The Answer Is Now
After years of transportation experts and buffs talking about using the FEC Railway for passenger service, it appears that is about to happen. But maybe too much, too fast. First, history. The FEC built the east coast of Florida. Its tracks serve every important city from Jacksonville to Miami (and once to Key West). The downtowns all along its route surround the rail corridor.
However, when Tri-Rail got started in the late 1980s, the FEC wanted no part of commuter trains. It had given up passenger service in the mid-1960s and wanted nothing that would interfere with its profitable freight traffic. Tri-Rail had no choice but to use the CSX tracks, which were built about 30 years after the FEC and miss the downtowns by just enough to make them far less useful – except in newer areas such as west Boca Raton where commercial activity is concentrated along I-95.
The FEC has changed ownership and is now amenable, even encouraging, to commuter service.
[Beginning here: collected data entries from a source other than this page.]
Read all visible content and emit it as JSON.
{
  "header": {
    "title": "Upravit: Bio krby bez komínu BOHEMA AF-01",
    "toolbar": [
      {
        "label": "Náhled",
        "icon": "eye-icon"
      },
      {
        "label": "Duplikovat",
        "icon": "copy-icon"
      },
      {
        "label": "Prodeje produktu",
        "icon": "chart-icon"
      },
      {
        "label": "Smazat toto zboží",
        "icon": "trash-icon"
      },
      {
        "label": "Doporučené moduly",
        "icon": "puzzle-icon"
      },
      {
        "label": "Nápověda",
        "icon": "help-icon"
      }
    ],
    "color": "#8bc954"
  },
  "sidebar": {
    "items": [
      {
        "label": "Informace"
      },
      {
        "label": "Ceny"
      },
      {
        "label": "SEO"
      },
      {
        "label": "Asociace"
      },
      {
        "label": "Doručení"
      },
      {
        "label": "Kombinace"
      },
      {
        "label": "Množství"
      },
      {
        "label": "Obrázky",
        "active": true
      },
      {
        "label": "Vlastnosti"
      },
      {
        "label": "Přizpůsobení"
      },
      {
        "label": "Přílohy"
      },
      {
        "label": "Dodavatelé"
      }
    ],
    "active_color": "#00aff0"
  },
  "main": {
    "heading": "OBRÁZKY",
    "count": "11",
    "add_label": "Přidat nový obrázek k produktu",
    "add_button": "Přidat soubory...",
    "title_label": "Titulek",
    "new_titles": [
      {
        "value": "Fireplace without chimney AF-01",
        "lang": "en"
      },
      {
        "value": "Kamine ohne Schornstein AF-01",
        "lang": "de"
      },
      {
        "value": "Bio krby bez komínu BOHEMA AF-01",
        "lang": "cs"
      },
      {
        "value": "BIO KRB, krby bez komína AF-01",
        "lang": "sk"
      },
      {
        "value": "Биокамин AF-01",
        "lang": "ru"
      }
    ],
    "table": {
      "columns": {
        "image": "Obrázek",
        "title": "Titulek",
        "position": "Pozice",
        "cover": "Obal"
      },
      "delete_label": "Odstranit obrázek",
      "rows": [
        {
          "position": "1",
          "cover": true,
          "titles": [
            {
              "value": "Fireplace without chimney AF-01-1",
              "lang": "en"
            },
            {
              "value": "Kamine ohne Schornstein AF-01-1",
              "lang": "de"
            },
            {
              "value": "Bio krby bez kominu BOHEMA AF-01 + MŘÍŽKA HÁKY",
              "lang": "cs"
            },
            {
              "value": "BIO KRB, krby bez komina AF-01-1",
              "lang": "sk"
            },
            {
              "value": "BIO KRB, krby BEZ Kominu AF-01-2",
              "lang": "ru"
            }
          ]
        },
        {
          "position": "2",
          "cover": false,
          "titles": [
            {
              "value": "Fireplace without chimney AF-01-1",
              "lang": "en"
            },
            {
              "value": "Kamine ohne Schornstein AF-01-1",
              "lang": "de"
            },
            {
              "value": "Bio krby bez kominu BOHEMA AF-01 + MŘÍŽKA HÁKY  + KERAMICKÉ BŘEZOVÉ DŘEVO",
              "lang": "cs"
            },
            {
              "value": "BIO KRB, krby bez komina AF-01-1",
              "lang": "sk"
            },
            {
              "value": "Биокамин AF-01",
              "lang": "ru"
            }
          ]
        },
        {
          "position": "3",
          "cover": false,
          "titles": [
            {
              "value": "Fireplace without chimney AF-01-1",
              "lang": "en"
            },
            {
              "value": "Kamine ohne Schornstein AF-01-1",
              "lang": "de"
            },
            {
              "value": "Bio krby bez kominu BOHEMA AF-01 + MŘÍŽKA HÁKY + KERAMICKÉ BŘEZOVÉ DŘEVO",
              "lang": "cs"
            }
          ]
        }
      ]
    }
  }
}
A map was recently published showing a proposed link between exisiting Tri-Rail service and the FEC. The connecting track in Pompano Beach is already there. In a matter of minutes trains could come east and with a stop or two be in Fort Lauderdale, where thousands of office jobs are within walking distance of the tracks. Those tracks then pass through the Fort Lauderdale-Hollywood International Airport, a prime destination, then bisect the business heart of Hollywood and each town to the south until they reach the port of Miami, passing the doorstep of American Airlines Arena on the way. You don’t need a study to predict that Tri-Rail’s current 14,500 daily ridership will take off immediately.
The economic benefits of such service could be enormous. One can envision tall buildings rising around the new stations, and possibly even over the tracks, using air rights. There is also the possibility that Amtrak will use the same tracks for its long distance trains. A plan to do so is in the works. The FEC is a much shorter route than the current CSX tracks which curve out to the center of the state before looping back to the east at West Palm Beach. On top of this comes news last week that a private company plans to use the FEC tracks for trains from Miami to Orlando. Suddenly, a track that hasn’t seen a passenger train in a half century could become a very active passenger line.
There’s the problem. Unlike the western CSX tracks, which had many grade crossings eliminated when I-95 was built parallel and just yards away, the FEC has hundreds of grade crossings. In fact we can think of only one place where a road bridges the tracks, and that’s near West Palm. The FEC is already a dangerous railroad with freight trains rumbling along in the vicinity of 35 miles an hour. An efficient commuter service would need speeds of at least 60 miles per hour (Tri-Rail now can get up to around 78) and that would create a constant danger at the crossings. Some less busy crossings could simply be closed, enabling trains to speed up for a mile or so, but there are still so many high traffic roads intersecting the rails that it would be an impractical speed up-slow down arrangement. Not to mention traffic being halted as gates lower to permit the trains to pass. An annoying situation for motorists today would become far worse.
That’s the bad news. The good news is that many of the roads crossing the FEC would have to be rebuilt. Trains could operate usefully at slower speeds, but to make the system really work, grade crossings, especially in the heart of the cities, would eventually have to be eliminated with bridges, and possibly even tunnels. That might be practical in downtown Fort Lauderdale where the tracks cross the New River on an antiquated lift bridge. It is a railroad man’s challenge, for whether the tracks go up or down, the long heavy freights using the same tracks would not easily handle such grades.
But we nitpick. A society which has put a man on the moon ought to figure out a way to make the iron horse compatible with the 21st century. It will be a big job, but the results will be even bigger. Just a few weeks ago we asked when South Florida would stop talking about commuter rail, and start doing it. It looks like we just got the answer.